On that front, things are certain to get interesting, with Goodfriend calling for the case to go before a jury, and the San Francisco-based nonprofit the Electronic Frontier Foundation joining Locast's legal team pro bono.
In the meantime, Locast is joining more and more markets across the country, with Detroit being the latest. The service is now available in 17 out of 20 of the biggest media markets in the U.S., whose viewers represent 43% of the U.S. population. Locast has more than 1.5 million users, and enough of them have decided to pay $5 a month, allowing Goodfriend to pay Locast's bills, along with a high-interest rate loan he took to launch it.
You just need an email address to join Locast. The app is available from Apple, Android, Roku, Amazon Firestick, DirectTV, and even just through any web browser at locast.org. Once logged on, you see a grid of all the available TV channels, just like you would see on a TV provider. As an added bonus, Locast offers additional local programming that doesn't make it to cable: In a city like Detroit, Goodfriend says, that includes lots of non-English programming.
"Detroit is a great broadcast market and it's partly because of the variety of stuff that's on the air, reflecting the variety of communities in the city," Goodfriend says.

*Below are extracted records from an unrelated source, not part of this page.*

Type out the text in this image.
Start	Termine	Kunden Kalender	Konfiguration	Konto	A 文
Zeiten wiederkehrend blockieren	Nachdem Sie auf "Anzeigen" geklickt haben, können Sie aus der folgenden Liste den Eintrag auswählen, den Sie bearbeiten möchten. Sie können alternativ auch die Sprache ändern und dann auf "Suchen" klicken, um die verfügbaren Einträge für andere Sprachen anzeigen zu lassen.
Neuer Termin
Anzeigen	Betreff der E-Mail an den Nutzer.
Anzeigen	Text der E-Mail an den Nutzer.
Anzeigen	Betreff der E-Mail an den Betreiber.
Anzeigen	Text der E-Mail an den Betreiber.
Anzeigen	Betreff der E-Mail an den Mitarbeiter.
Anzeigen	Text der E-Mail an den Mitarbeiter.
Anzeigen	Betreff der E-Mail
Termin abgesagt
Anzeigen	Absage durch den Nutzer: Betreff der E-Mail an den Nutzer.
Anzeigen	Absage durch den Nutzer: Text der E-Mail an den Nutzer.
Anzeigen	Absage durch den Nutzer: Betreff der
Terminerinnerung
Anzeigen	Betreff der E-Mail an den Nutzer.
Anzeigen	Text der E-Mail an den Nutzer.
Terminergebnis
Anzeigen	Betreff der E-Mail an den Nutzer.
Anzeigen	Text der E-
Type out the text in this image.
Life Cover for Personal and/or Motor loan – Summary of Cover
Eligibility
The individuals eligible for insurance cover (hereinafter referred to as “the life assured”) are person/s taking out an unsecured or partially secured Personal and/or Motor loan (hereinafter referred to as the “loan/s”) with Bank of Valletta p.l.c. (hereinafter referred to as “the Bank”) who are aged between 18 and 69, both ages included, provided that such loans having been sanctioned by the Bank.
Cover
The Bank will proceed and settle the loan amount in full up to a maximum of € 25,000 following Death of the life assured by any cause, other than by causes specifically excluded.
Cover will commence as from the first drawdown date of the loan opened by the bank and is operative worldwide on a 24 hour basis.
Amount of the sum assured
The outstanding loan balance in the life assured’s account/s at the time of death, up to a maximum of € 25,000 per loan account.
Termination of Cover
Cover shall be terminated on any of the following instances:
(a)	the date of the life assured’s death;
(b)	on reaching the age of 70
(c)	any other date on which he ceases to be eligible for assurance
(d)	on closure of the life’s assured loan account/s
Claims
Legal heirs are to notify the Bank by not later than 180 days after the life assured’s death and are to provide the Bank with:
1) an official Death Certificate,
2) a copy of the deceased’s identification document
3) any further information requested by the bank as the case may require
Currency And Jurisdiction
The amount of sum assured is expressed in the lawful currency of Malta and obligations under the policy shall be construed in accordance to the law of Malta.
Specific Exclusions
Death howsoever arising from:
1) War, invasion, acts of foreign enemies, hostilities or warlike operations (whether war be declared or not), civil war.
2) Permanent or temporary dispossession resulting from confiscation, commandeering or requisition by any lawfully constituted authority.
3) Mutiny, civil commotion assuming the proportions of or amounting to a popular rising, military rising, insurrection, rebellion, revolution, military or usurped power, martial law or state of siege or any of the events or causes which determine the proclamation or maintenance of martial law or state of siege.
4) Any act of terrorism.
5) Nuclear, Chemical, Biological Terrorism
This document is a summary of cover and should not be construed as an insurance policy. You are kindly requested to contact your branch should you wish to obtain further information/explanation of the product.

More importantly, Locast offers viewers a chance to stream local news at a time when journalism is "under siege," as Goodfriend says — partially because so many newspaper readers and advertisers have decided to stop paying for it, causing "news deserts" to open up across vast swaths of the country.
"There are newspapers going out of business, reporters being laid off," he says. "I really view our central mission as connecting people in the community to the news in a community."